Note: il seguente scritto conterrà riferimenti slash più avanti.

 

Riassunto: Merlin è abituato a salvare la vita all’Asino Reale senza che questi se ne accorga, ma stavolta non tutto va per il verso giusto. Colpito dall’incantesimo del malvagio Ardof, il nostro mago farà i conti con una sconvolgente novità: egli si risveglia trasformato in una donna.
Solo Gaius conosce il suo segreto e, finché non troverà il modo di tornare normale, dovrà inventarsi delle scuse plausibili e prendere il posto di se stesso al servizio del principe. Come riuscirà a conciliare questa ‘nuova situazione’? Come si evolverà il suo rapporto con Arthur?

 

 

Eccomi, sono tornata! ^__________^ Vi sono mancata? X°D Nah!

Meglio tornar seri...

Grazie di tutte le recensioni ricevute. *inchin* Spero che la storia rimanga all’altezza delle vostre aspettative!

Vorrei dedicarla a quelle persone che hanno recensito il precedente capitolo:

Ranyare (Ciao! Benvenuta! spero che le mie due mail non ti abbiano infastidita^^), elfin emrys, Yuki Eiri Sensei, GiulyB, mistica (ti è arrivata la mia mail?), Friducita, angela90, _Saruwatari_, bilancina92, chibimayu, saisai_girl, Mindyxx, damis, princess jiu 327, Orchidea Rosa, _ichigo_85, miticabenny, Tao, _Grimilde e bollicina.

E a quanti commenteranno (SE vi va di recensire anche dei capitoli più indietro di questo, il vostro parere non andrà perduto!).
Ai vecchi e ai nuovi lettori.

Grazie.

 

The He in the She

 

(l’Essenza dentro l’Apparenza)

 

 

 

Capitolo XVIII

 

 

C’erano poche cose che ormai Merlin poteva dare per scontate, da che la sua vita era drasticamente cambiata, otto giorni prima.

Una di queste era l’immancabile presenza e il sostegno che Guinevere gli aveva offerto, benché – il più delle volte – inconsapevolmente.

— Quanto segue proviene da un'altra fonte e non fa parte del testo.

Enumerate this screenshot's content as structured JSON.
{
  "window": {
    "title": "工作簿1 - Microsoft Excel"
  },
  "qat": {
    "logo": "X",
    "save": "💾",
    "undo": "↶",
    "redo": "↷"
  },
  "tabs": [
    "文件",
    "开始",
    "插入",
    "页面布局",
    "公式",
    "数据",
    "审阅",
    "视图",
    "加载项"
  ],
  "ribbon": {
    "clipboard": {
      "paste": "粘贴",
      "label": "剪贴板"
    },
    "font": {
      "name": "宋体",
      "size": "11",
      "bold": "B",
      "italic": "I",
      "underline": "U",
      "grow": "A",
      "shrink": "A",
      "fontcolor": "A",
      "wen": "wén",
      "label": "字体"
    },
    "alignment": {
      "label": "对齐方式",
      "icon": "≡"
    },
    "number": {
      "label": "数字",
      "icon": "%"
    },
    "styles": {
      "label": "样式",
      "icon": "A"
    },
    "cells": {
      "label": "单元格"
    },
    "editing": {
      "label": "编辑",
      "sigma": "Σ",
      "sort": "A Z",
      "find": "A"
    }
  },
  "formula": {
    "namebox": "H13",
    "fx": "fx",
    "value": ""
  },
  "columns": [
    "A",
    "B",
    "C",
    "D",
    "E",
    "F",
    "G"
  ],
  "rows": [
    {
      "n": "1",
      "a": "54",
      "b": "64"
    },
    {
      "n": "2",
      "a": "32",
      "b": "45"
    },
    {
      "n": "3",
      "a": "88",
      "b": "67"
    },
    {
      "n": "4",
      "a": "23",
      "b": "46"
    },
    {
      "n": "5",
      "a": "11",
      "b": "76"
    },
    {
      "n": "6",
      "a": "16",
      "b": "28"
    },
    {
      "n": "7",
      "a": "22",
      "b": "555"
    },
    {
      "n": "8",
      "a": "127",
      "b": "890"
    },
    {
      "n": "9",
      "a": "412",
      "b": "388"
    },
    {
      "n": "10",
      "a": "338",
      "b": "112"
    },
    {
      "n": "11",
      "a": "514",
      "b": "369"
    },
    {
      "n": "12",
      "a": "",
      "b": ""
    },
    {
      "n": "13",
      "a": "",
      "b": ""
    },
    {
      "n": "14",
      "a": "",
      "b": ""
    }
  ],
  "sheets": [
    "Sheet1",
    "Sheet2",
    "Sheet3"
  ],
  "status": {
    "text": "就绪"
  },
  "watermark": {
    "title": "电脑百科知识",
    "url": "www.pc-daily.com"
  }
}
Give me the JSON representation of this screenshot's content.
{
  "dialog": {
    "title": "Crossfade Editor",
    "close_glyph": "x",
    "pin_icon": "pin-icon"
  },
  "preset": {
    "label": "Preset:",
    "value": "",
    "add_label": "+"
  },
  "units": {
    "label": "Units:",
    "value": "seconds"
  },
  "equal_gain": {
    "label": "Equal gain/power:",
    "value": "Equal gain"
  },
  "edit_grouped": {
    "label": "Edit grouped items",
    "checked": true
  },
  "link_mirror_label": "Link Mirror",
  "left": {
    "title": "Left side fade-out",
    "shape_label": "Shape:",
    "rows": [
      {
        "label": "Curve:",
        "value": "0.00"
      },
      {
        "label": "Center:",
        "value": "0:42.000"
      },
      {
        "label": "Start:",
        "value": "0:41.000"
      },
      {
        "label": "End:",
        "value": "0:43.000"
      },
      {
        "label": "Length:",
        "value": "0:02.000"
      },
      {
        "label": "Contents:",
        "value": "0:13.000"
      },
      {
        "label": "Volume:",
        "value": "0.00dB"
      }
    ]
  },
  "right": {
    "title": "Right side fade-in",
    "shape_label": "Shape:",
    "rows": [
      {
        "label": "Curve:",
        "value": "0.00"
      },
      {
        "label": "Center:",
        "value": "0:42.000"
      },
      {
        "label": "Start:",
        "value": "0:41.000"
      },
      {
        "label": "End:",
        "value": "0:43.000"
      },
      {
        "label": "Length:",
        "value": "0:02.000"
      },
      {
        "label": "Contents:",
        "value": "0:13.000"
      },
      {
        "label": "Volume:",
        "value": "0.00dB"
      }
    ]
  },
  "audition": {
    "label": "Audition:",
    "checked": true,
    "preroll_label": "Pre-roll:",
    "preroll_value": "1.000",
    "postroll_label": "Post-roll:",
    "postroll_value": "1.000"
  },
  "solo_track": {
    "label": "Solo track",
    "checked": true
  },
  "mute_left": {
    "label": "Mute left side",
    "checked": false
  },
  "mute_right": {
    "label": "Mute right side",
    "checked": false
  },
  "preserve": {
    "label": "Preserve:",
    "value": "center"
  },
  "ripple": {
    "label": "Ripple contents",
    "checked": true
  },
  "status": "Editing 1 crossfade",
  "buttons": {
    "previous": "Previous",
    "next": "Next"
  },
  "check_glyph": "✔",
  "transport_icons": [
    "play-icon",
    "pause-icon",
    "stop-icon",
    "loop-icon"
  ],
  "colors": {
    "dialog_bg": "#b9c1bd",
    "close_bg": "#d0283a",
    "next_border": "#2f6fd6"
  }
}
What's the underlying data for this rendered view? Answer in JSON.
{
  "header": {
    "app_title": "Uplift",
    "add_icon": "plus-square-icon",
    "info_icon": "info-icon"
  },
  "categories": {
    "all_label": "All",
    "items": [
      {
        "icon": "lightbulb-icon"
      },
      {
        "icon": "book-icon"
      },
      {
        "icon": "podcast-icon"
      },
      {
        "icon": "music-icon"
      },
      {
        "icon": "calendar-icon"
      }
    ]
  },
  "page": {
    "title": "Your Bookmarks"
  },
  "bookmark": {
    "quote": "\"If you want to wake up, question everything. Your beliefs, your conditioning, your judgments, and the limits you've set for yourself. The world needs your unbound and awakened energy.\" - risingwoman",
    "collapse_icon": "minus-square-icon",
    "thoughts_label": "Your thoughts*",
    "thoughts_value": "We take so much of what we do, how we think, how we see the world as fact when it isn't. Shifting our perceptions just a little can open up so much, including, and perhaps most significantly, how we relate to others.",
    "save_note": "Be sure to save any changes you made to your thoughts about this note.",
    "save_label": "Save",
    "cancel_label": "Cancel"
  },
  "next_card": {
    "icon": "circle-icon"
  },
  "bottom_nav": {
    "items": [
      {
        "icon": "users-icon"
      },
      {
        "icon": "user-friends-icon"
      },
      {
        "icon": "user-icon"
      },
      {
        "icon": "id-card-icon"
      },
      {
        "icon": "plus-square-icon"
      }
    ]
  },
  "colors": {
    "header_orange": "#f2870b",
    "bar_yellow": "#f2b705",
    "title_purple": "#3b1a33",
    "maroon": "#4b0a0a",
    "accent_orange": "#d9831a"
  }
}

Perciò, quel sabato mattina, il giovane mago era nervoso per ben tre motivi: anzitutto, avrebbe dovuto ricordare al suo signore che era, per l’appunto, sabato; e che aveva promesso a Linette di toglierla dai guai, facendole saltare l’appuntamento di ricamo con Lady Morgana, con una qualche scusa non meglio precisata. La seconda ragione si legava alla prima, in quanto il Babbeo Reale era sempre di malumore dopo il Rituale del Mercoledì. E lo stregone invece aveva bisogno di lui e sarebbe stata una giornata alquanto stressante per i suoi livelli di sopportazione (in quei momenti Arthur diventava meno collaborativo e più asinino del solito). Per ultimo, ma non meno importante – e, anzi!, assai più urgente in ordine di priorità – la sua succitata amica non si era ancora fatta vedere, e il gallo aveva già cantato tre volte da un pezzo.

 

Gaius, dovete aiutarmi!” strillò quindi Merlin, sull’orlo di una crisi di nervi, ricomparendo dalla sua stanza dopo aver fatto colazione. “Gwen è in ritardo!”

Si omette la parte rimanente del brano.